Câmara Municipal criou comissão especial; Justiça estendeu prazo da PM

            Se por parte do Executivo há entraves, o Poder Legislativo de Volta Redonda buscou caminhos de fiscalização. Em março deste ano, os vereadores aprovaram em votação única o Projeto de Resolução nº 041/2026, de autoria de Edson Quinto (PL), que criou uma comissão especial para acompanhar o caso. O grupo de seis parlamentares tem o prazo de 90 dias para apresentar um relatório diagnóstico com recomendações habitacionais e promover o diálogo entre as partes.

            Paralelamente, o desfecho do conflito ganhou fôlego no Poder Judiciário por questões de segurança coletiva. Por se tratar de um terreno em área limítrofe, a competência jurídica do caso pertence à 3ª Vara Cível da comarca de Barra Mansa. No dia 19 de maio, a tenente-coronel Amanda Neves Ferreira, nova comandante do 28º BPM, pediu ao juiz Guilherme Martins Freire a prorrogação do despejo, alertando para a complexidade social de desalojar cerca de 50 famílias vulneráveis sem planejamento prévio integrado.
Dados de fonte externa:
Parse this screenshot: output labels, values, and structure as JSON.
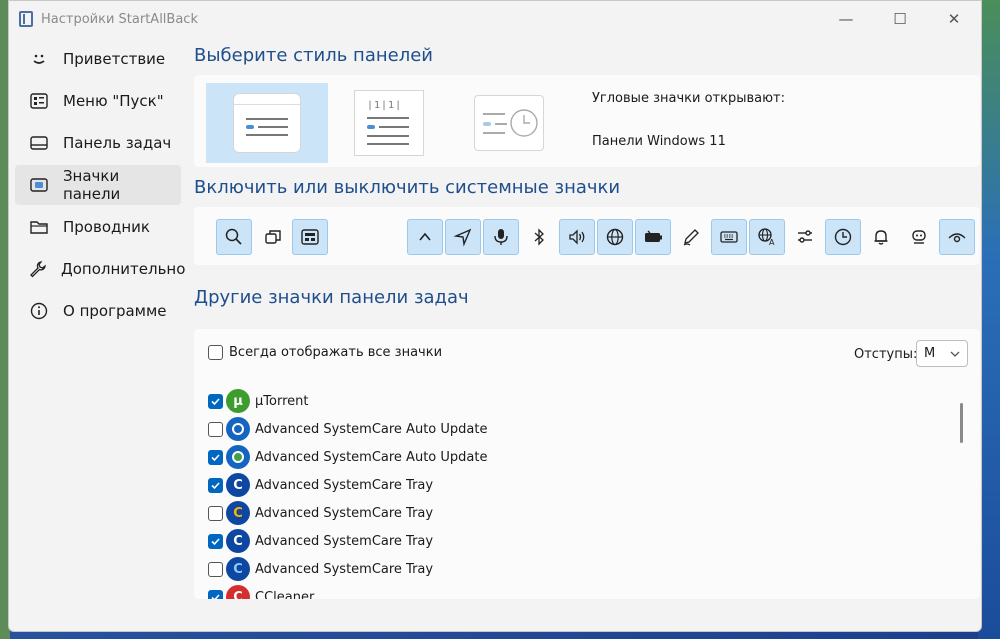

            No dia 20 de maio, o magistrado negou o pedido da defesa para a intervenção da Comissão de Conflitos Fundiários do Tribunal de Justiça (COFUND), alegando falta de interesse do juízo nesta fase processual. Contudo, acolheu parcialmente o pedido da Polícia Militar, estendendo o prazo de cumprimento do mandado de desocupação por 60 dias. O período é visto pelas lideranças comunitárias como uma janela importante para tentar destravar o diálogo com as instâncias do Estado e da União.